Peu ou pas de maquettes, de perspectives, de photos ou de vidéos de projets iconiques dans « Intelligens, Natural. Artificial. Collective », l’édition 2025 de la Biennale internationale d’architecture de Venise, qui a ouvert ses portes en mai dernier… Mais beaucoup de concepts, de questionnements et de remises en cause pour repenser la discipline de A à Z afin de faire face au basculement climatique.

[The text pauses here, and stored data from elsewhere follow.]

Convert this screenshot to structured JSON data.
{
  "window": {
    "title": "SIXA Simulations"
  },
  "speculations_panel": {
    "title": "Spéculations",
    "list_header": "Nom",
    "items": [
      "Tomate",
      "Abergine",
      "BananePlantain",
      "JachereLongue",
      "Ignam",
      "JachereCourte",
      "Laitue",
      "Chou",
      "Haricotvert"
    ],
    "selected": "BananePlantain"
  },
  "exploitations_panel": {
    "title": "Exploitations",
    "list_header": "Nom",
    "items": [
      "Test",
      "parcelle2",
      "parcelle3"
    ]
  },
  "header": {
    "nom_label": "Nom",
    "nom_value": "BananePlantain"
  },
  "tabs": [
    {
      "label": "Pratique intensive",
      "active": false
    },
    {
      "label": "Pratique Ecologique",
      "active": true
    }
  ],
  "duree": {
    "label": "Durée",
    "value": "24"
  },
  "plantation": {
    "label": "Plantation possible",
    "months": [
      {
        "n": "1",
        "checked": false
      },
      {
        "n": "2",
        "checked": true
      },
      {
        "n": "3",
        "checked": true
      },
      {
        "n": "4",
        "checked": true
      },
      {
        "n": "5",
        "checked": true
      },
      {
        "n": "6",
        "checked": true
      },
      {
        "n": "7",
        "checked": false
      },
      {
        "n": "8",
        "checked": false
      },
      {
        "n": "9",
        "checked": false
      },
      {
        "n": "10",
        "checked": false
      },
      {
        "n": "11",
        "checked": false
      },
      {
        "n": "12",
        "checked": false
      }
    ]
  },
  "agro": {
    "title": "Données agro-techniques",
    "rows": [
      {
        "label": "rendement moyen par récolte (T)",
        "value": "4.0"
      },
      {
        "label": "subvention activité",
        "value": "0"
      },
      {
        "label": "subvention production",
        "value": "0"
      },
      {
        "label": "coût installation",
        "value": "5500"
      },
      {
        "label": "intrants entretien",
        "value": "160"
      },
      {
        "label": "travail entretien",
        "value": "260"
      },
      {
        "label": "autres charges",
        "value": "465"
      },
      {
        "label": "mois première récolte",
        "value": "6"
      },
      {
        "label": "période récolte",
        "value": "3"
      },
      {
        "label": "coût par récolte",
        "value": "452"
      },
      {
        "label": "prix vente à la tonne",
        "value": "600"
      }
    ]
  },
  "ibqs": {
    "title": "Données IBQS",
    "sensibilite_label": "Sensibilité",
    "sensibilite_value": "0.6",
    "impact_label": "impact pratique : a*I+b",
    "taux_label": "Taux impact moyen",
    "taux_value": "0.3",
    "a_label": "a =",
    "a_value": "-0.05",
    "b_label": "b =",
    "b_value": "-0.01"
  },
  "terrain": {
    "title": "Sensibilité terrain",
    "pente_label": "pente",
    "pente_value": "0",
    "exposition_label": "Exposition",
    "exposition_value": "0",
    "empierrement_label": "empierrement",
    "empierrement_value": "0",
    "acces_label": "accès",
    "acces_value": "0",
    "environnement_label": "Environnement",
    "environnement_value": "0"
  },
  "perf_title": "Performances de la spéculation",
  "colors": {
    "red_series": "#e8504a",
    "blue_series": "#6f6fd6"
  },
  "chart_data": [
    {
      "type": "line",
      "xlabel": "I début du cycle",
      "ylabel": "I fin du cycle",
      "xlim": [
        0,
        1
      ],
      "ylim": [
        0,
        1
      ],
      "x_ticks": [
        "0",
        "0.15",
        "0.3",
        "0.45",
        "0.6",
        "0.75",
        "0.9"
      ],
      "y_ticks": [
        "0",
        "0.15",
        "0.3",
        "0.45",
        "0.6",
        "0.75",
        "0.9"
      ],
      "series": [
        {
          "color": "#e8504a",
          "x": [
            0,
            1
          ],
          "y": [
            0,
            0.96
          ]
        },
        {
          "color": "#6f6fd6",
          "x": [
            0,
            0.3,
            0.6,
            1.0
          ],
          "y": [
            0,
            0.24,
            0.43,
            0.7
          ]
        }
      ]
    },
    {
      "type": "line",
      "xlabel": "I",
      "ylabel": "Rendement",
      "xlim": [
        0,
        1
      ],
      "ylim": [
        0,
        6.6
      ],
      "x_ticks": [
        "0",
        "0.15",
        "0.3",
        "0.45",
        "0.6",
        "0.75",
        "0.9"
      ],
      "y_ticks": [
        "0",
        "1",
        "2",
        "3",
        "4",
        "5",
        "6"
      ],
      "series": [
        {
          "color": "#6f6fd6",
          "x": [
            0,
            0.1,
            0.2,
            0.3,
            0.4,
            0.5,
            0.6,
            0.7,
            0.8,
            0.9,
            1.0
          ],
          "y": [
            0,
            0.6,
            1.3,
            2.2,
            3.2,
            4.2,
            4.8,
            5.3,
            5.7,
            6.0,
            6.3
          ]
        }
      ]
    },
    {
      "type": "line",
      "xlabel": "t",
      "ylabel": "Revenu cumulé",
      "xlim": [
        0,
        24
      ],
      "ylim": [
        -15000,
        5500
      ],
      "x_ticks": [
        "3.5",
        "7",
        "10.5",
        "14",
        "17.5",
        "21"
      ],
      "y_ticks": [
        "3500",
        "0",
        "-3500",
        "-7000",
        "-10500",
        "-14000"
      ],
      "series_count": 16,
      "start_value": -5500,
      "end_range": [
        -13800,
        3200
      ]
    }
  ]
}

Le Pavillon central étant fermé pour travaux cette année, l’exposition principale s’installe dans la Corderie de l’Arsenal. Dans cette grande nef, le commissaire général Carlo Ratti, architecte-ingénieur italien et professeur au Massachusetts Institute of Technology où il dirige le Senseable City Lab, s’est entouré de nombreux professionnels, des architectes et des ingénieurs bien sûr, mais aussi des généticiens et des climatologues, des mathématiciens et des informaticiens, des fabricants de robots et des agriculteurs pour tout reprendre à zéro afin d’imaginer une refonte radicale de la manière de projeter et de construire le monde habitable. Le public est d’abord invité à traverser un sas sombre envahi d’une eau noire où règne une chaleur intense, afin de pouvoir mesurer les effets du réchauffement climatique sur son propre métabolisme et de comprendre l’urgence de la situation. Il est plongé ensuite dans un milieu très dense où se bousculent toutes sortes d’installations parfois très spectaculaires qui, sans apporter de solutions, l’incitent à imaginer des pistes pour sortir de l’impasse où, d’après le commissaire, nous nous sommes engagés…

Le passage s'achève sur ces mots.